Data Mesh Vision: Domain-Centricity and Governance Challenges
The discussion delves into the concept of data mesh as a strategy for fostering data sharing between domains within organizations. John Cook underscores the need for solutions that enable domain teams to build and deploy their components, emphasizing the domain-centric and cross-business process analytics approach. Governance emerges as a critical aspect to manage multiple sets of rules and policies, ensuring interoperability and efficient cross-domain insights.

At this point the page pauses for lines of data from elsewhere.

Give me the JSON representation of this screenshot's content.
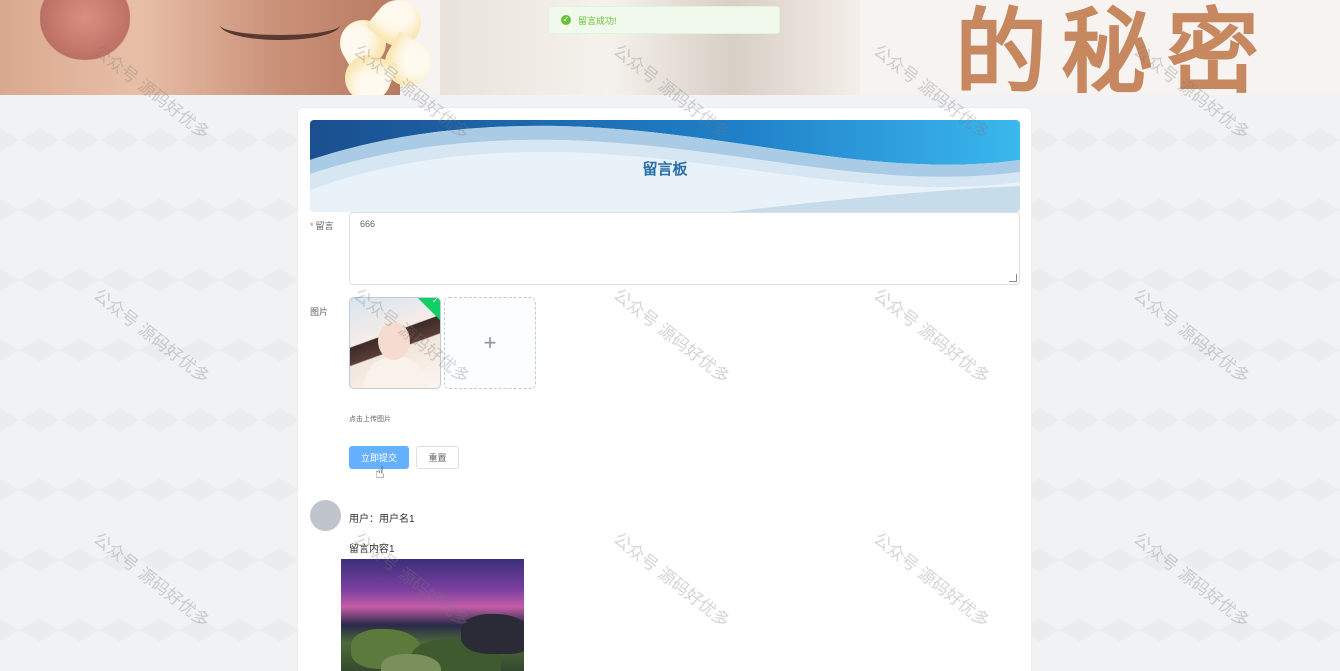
{
  "toast": {
    "message": "留言成功!",
    "icon": "check-circle-icon",
    "color": "#67c23a"
  },
  "banner": {
    "text": "的秘密"
  },
  "board": {
    "title": "留言板",
    "message_label": "留言",
    "message_value": "666",
    "image_label": "图片",
    "upload_tip": "点击上传图片",
    "submit_label": "立即提交",
    "reset_label": "重置"
  },
  "comment": {
    "user": "用户：用户名1",
    "content": "留言内容1"
  },
  "watermark": "公众号 源码好优多",
  "colors": {
    "primary": "#66b1ff",
    "success": "#13ce66",
    "title": "#2a6fa8"
  }
}
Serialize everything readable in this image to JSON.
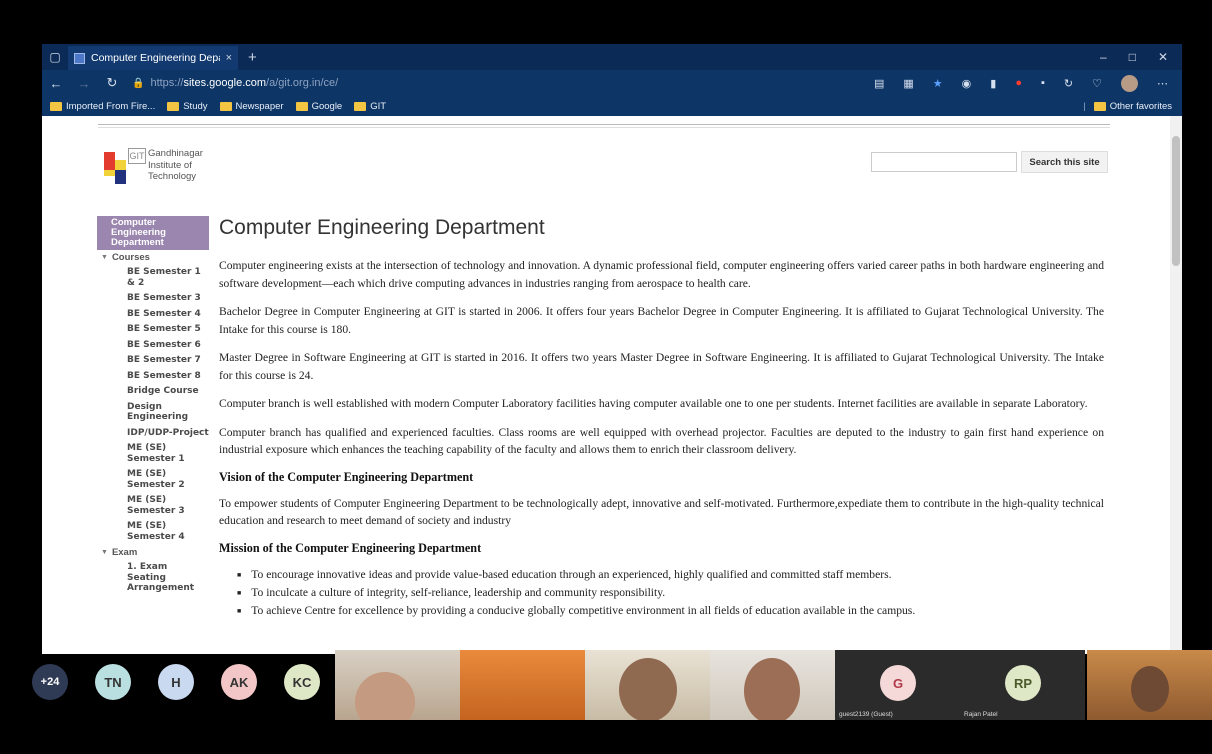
{
  "browser": {
    "tab_title": "Computer Engineering Departm",
    "tab_close": "×",
    "new_tab": "+",
    "url_protocol": "https://",
    "url_host": "sites.google.com",
    "url_path": "/a/git.org.in/ce/",
    "bookmarks": [
      "Imported From Fire...",
      "Study",
      "Newspaper",
      "Google",
      "GIT"
    ],
    "other_favorites": "Other favorites"
  },
  "site": {
    "logo_letters": "GIT",
    "logo_text": [
      "Gandhinagar",
      "Institute of",
      "Technology"
    ],
    "search_button": "Search this site",
    "search_placeholder": ""
  },
  "sidebar": {
    "active_item": "Computer Engineering Department",
    "groups": [
      {
        "label": "Courses",
        "items": [
          "BE Semester 1 & 2",
          "BE Semester 3",
          "BE Semester 4",
          "BE Semester 5",
          "BE Semester 6",
          "BE Semester 7",
          "BE Semester 8",
          "Bridge Course",
          "Design Engineering",
          "IDP/UDP-Project",
          "ME (SE) Semester 1",
          "ME (SE) Semester 2",
          "ME (SE) Semester 3",
          "ME (SE) Semester 4"
        ]
      },
      {
        "label": "Exam",
        "items": [
          "1. Exam Seating Arrangement"
        ]
      }
    ]
  },
  "main": {
    "title": "Computer Engineering Department",
    "paragraphs": [
      "Computer engineering exists at the intersection of technology and innovation. A dynamic professional field, computer engineering offers varied career paths in both hardware engineering and software development—each which drive computing advances in industries ranging from aerospace to health care.",
      "Bachelor Degree in Computer Engineering at GIT is started in 2006. It offers four years Bachelor Degree in Computer Engineering. It is affiliated to Gujarat Technological University. The Intake for this course is 180.",
      "Master Degree in Software Engineering at GIT is started in 2016. It offers two years Master Degree in Software Engineering. It is affiliated to Gujarat Technological University. The Intake for this course is 24.",
      "Computer branch is well established with modern Computer Laboratory facilities having computer available one to one per students. Internet facilities are available in separate Laboratory.",
      "Computer branch has qualified and experienced faculties. Class rooms are well equipped with overhead projector. Faculties are deputed to the industry to gain first hand experience on industrial exposure which enhances the teaching capability of the faculty and allows them to enrich their classroom delivery."
    ],
    "vision_heading": "Vision of the Computer Engineering Department",
    "vision_text": "To empower students of Computer Engineering Department to be technologically adept, innovative and self-motivated. Furthermore,expediate them to contribute in the high-quality technical education and research to meet demand of society and industry",
    "mission_heading": "Mission of the Computer Engineering  Department",
    "mission_items": [
      "To encourage innovative ideas and provide value-based education through an experienced, highly qualified and committed staff members.",
      "To inculcate a culture of integrity, self-reliance, leadership and community responsibility.",
      "To achieve Centre for excellence by providing a conducive globally competitive environment in all fields of education available in the campus."
    ]
  },
  "meeting": {
    "more_count": "+24",
    "participants": [
      {
        "initials": "TN",
        "color": "#b9dfe0"
      },
      {
        "initials": "H",
        "color": "#c9d9ef"
      },
      {
        "initials": "AK",
        "color": "#f2c6c6"
      },
      {
        "initials": "KC",
        "color": "#dfe8c6"
      }
    ],
    "guest_initial": "G",
    "guest_name": "guest2139 (Guest)",
    "rajan_initials": "RP",
    "rajan_name": "Rajan Patel"
  }
}
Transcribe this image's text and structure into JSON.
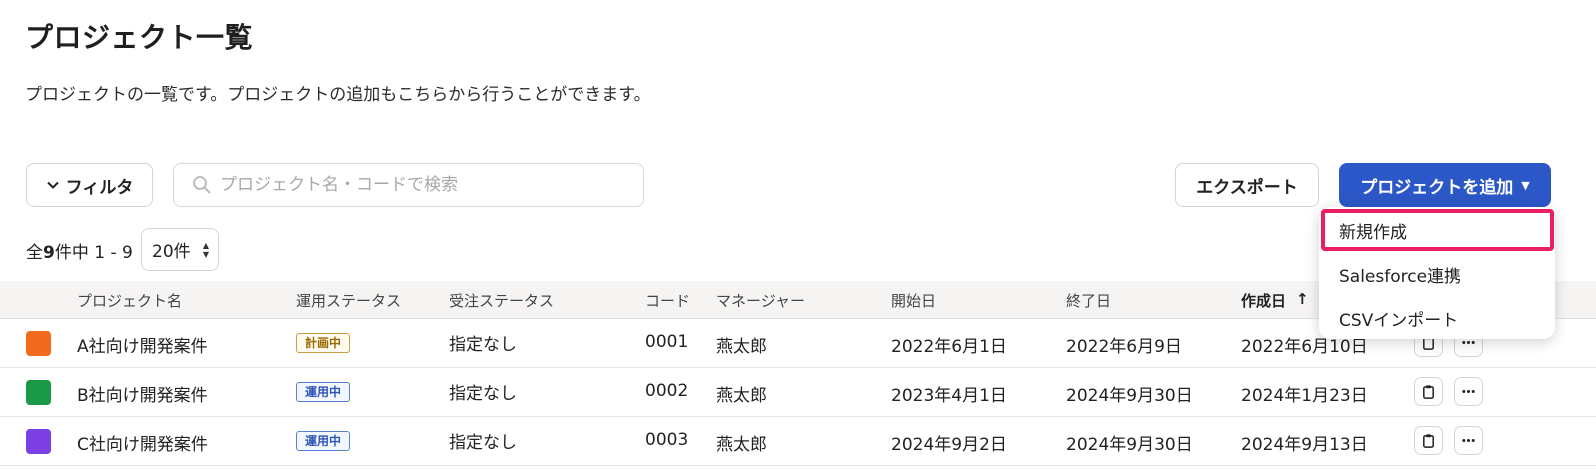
{
  "page": {
    "title": "プロジェクト一覧",
    "description": "プロジェクトの一覧です。プロジェクトの追加もこちらから行うことができます。"
  },
  "toolbar": {
    "filter_label": "フィルタ",
    "search_placeholder": "プロジェクト名・コードで検索",
    "export_label": "エクスポート",
    "add_label": "プロジェクトを追加"
  },
  "pagination": {
    "prefix": "全",
    "total": "9",
    "suffix": "件中 1 - 9",
    "page_size": "20件"
  },
  "table": {
    "columns": [
      "プロジェクト名",
      "運用ステータス",
      "受注ステータス",
      "コード",
      "マネージャー",
      "開始日",
      "終了日",
      "作成日"
    ],
    "sort_indicator": "↑",
    "rows": [
      {
        "color": "#f26a1b",
        "name": "A社向け開発案件",
        "op_status": "計画中",
        "op_kind": "planning",
        "order_status": "指定なし",
        "code": "0001",
        "manager": "燕太郎",
        "start": "2022年6月1日",
        "end": "2022年6月9日",
        "created": "2022年6月10日"
      },
      {
        "color": "#1a9a46",
        "name": "B社向け開発案件",
        "op_status": "運用中",
        "op_kind": "running",
        "order_status": "指定なし",
        "code": "0002",
        "manager": "燕太郎",
        "start": "2023年4月1日",
        "end": "2024年9月30日",
        "created": "2024年1月23日"
      },
      {
        "color": "#7b3fe4",
        "name": "C社向け開発案件",
        "op_status": "運用中",
        "op_kind": "running",
        "order_status": "指定なし",
        "code": "0003",
        "manager": "燕太郎",
        "start": "2024年9月2日",
        "end": "2024年9月30日",
        "created": "2024年9月13日"
      }
    ]
  },
  "add_menu": {
    "items": [
      "新規作成",
      "Salesforce連携",
      "CSVインポート"
    ],
    "highlighted_index": 0
  },
  "colors": {
    "primary": "#2c57c6",
    "highlight": "#ea1e63"
  }
}
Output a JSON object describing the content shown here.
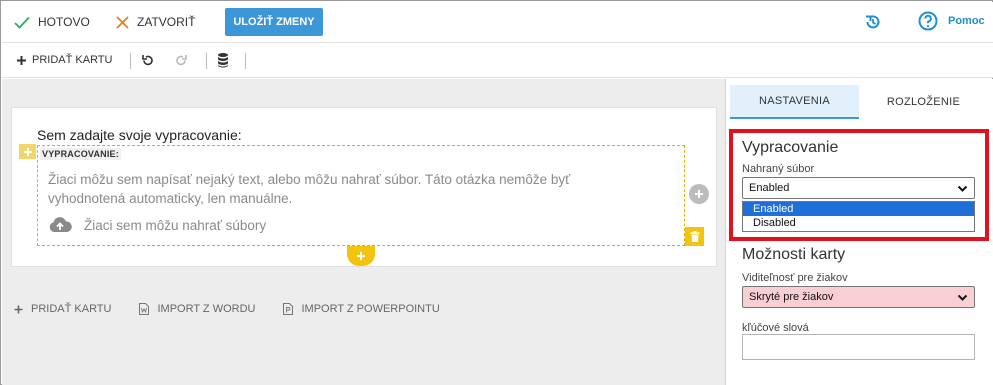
{
  "toolbar": {
    "done_label": "HOTOVO",
    "close_label": "ZATVORIŤ",
    "save_label": "ULOŽIŤ ZMENY",
    "help_label": "Pomoc",
    "colors": {
      "accent": "#3b97d8",
      "done": "#27ae60",
      "close": "#e67e22"
    }
  },
  "subtoolbar": {
    "add_card_label": "PRIDAŤ KARTU",
    "icons": [
      "undo-icon",
      "redo-icon",
      "database-icon"
    ]
  },
  "card": {
    "prompt": "Sem zadajte svoje vypracovanie:",
    "tag": "VYPRACOVANIE:",
    "description": "Žiaci môžu sem napísať nejaký text, alebo môžu nahrať súbor. Táto otázka nemôže byť vyhodnotená automaticky, len manuálne.",
    "upload_text": "Žiaci sem môžu nahrať súbory",
    "highlight_color": "#f1c40f"
  },
  "bottom_actions": {
    "add_card": "PRIDAŤ KARTU",
    "import_word": "IMPORT Z WORDU",
    "import_ppt": "IMPORT Z POWERPOINTU"
  },
  "panel": {
    "tabs": [
      {
        "label": "NASTAVENIA",
        "active": true
      },
      {
        "label": "ROZLOŽENIE",
        "active": false
      }
    ],
    "section1": {
      "title": "Vypracovanie",
      "field_label": "Nahraný súbor",
      "selected": "Enabled",
      "options": [
        "Enabled",
        "Disabled"
      ]
    },
    "section2": {
      "title": "Možnosti karty",
      "visibility_label": "Viditeľnosť pre žiakov",
      "visibility_value": "Skryté pre žiakov",
      "keywords_label": "kľúčové slová",
      "keywords_value": ""
    },
    "highlight_color": "#e3101e"
  }
}
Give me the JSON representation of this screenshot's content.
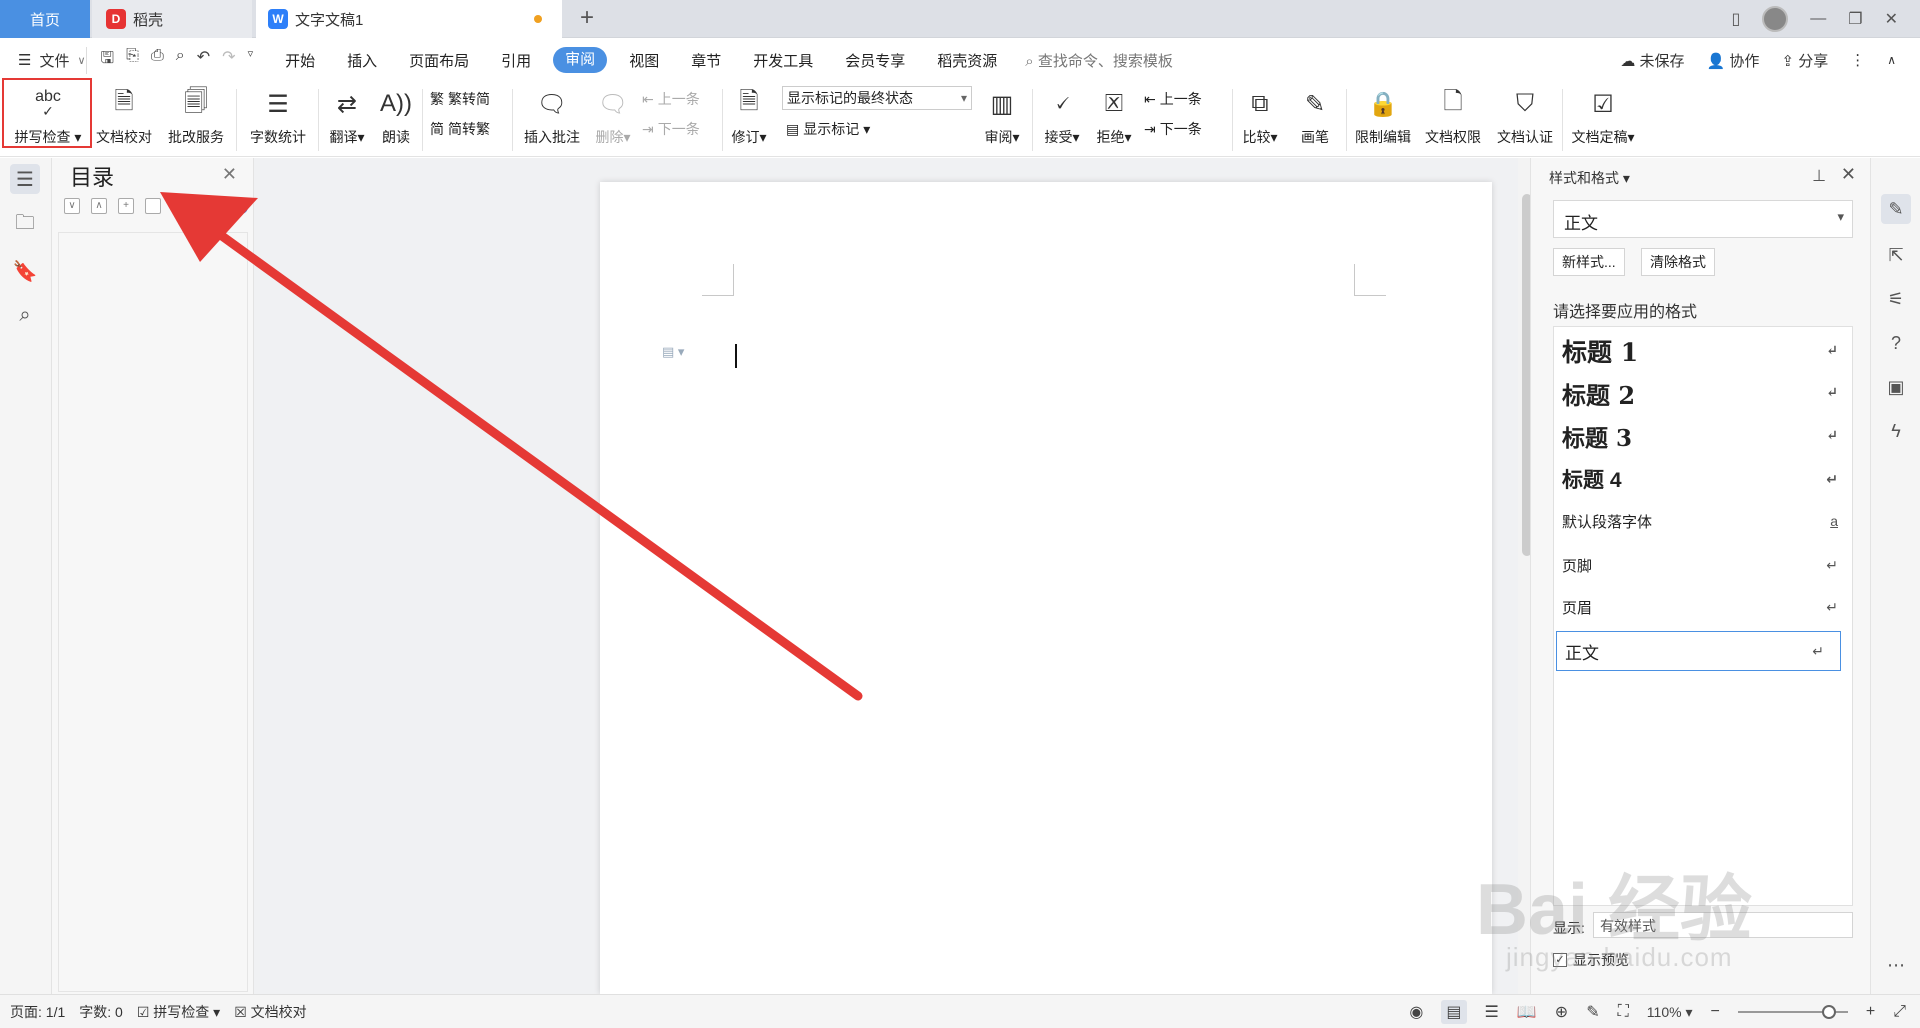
{
  "tabs": {
    "home": "首页",
    "daoke": "稻壳",
    "doc": "文字文稿1"
  },
  "menu": {
    "file": "文件",
    "tabs": [
      "开始",
      "插入",
      "页面布局",
      "引用",
      "审阅",
      "视图",
      "章节",
      "开发工具",
      "会员专享",
      "稻壳资源"
    ],
    "active_tab": "审阅",
    "search_placeholder": "查找命令、搜索模板",
    "unsaved": "未保存",
    "collab": "协作",
    "share": "分享"
  },
  "ribbon": {
    "spellcheck": "拼写检查",
    "doc_proof": "文档校对",
    "revise_service": "批改服务",
    "word_count": "字数统计",
    "translate": "翻译",
    "read_aloud": "朗读",
    "trad_to_simp": "繁转简",
    "simp_to_trad": "简转繁",
    "insert_comment": "插入批注",
    "delete": "删除",
    "prev": "上一条",
    "next": "下一条",
    "markup_state": "显示标记的最终状态",
    "revise": "修订",
    "show_markup": "显示标记",
    "review": "审阅",
    "accept": "接受",
    "reject": "拒绝",
    "prev2": "上一条",
    "next2": "下一条",
    "compare": "比较",
    "pen": "画笔",
    "restrict_edit": "限制编辑",
    "doc_permission": "文档权限",
    "doc_auth": "文档认证",
    "doc_final": "文档定稿"
  },
  "nav": {
    "title": "目录"
  },
  "styles_panel": {
    "title": "样式和格式",
    "current_style": "正文",
    "new_style": "新样式...",
    "clear_format": "清除格式",
    "choose_label": "请选择要应用的格式",
    "items": [
      {
        "label": "标题  1",
        "mark": "↵"
      },
      {
        "label": "标题  2",
        "mark": "↵"
      },
      {
        "label": "标题  3",
        "mark": "↵"
      },
      {
        "label": "标题  4",
        "mark": "↵"
      },
      {
        "label": "默认段落字体",
        "mark": "a"
      },
      {
        "label": "页脚",
        "mark": "↵"
      },
      {
        "label": "页眉",
        "mark": "↵"
      },
      {
        "label": "正文",
        "mark": "↵"
      }
    ],
    "show_label": "显示:",
    "show_value": "有效样式",
    "preview_label": "显示预览"
  },
  "status": {
    "page": "页面: 1/1",
    "word_count": "字数: 0",
    "spellcheck": "拼写检查",
    "doc_proof": "文档校对",
    "zoom": "110%"
  },
  "watermark": {
    "brand": "Bai 经验",
    "url": "jingyan.baidu.com"
  },
  "colors": {
    "accent": "#4a90e2",
    "arrow": "#e53935",
    "highlight": "#e53935"
  }
}
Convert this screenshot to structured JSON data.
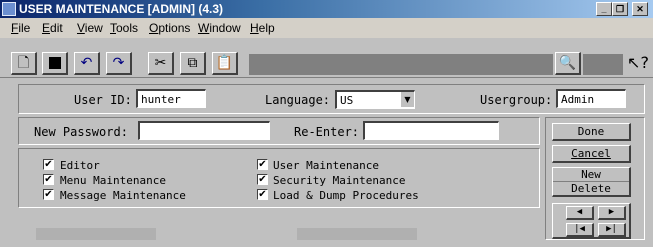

The Importance of Domain-specific Language Models in Data Science
Developing smaller and more focused language models that are specific to certain domains can lead to increased accuracy and efficiency in data science projects. By moving away from large transformer-based models and utilizing smaller models tailored to individual tasks, organizations can achieve better results with less computational resources. These domain-specific models allow for a deeper understanding of complex business processes and data, enhancing accuracy and reducing training costs.
Bridging the Gap Between Traditional Data Models and New AI Approaches
There is a growing need to bridge the gap between traditional relational data models and emerging AI-driven approaches like large language models (LLMs). Exploring ways to transition from rows and columns to more narrative-based data representations can enhance the capture of contextual information and improve the understanding of complex business processes. Embracing multi-dimensional thinking and adopting domain-specific, task-focused models can pave the way for more effective data analytics and insights in the evolving data landscape.
The explosion of LLMs and AI is causing a tectonic shift in the world of data and analytics, and on this episode of CDO Matters, Malcolm and Jon Cooke discuss how CDOs can leverage the discipline of product management to best capitalize on these massive changes.
From data products, to the data mesh, and beyond – Malcolm and Jon enjoy a lively discussion on the many evolving attributes that will increasingly define a world focused less on data (and datasets), and more on knowledge and business insights.
If you’re a CDO and you’re interested in learning more about how your operating model will necessarily need to shift over the coming years to adapt to a new AI-driven world of insights, then this episode is a must-listen.